Human-Robot Interaction:

Visual Imitation Learning

Course Overview

CS 933 in Spring 2023 is focused on Visual Imitation Learning (visual-IL) or learning from visual demonstration. The central idea of visual-IL is making a robot learn a task only from video demonstrations. Here is an example of our own YuMi robot learning to make a cup of tea from video demonstrations by humans.

Learning a task policy, both low-level (such as reaching, pulling, pushing) and high level (such as furniture assembly, cooking, activities of daily living), from video demonstration is extremely challenging due to a multitude of reasons including visual correspondence problem, very high-dimensional state space, and uncertainty in vision data. Despite being the most convenient way to teach a robot, visual-IL was not studied much due to these challenges. However, the recent rise in deep neural networks and their ability to process high-dimensional video data have triggered an intense recent interest in visual-IL. We will study the state-of-the-art in visual-IL in this course.

Learning Expectations

This is a seminar style course. We will read and analyze research papers on visual-IL. Depending on students' interests we may identify a particular sub-problem in visual-IL and work together to develop a solution.

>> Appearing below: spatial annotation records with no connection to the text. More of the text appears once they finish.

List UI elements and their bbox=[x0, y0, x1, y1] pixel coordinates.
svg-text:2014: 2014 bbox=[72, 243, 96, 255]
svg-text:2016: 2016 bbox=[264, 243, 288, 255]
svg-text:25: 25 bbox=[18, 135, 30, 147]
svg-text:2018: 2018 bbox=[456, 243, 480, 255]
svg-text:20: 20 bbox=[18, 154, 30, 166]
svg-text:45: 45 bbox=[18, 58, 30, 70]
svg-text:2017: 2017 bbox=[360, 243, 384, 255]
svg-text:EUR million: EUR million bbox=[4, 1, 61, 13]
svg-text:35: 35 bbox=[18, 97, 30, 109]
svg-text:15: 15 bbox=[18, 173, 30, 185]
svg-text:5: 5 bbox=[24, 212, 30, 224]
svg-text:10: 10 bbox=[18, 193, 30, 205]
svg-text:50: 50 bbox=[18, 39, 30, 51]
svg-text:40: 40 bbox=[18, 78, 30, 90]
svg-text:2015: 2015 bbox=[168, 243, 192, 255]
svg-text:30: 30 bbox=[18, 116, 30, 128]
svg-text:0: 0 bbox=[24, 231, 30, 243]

At the end of this course you will

  • have a solid understanding of imitation learning as an AI research problem

  • know the state-of-the-art in visual IL

  • learn to implement a visual-IL algorithm on a physical robot

Since this is a seminar-style course, a general objective is to enhance your abilities to analyze scientific research in a systematic manner and communicate scholarly thoughts/comments/ideas to a peer audience in a well-accepted manner.

Textbook

There is no assigned textbook. All necessary materials will be provided in the class.

Grading

This is a project based course and the final project carries the most significant role in grading.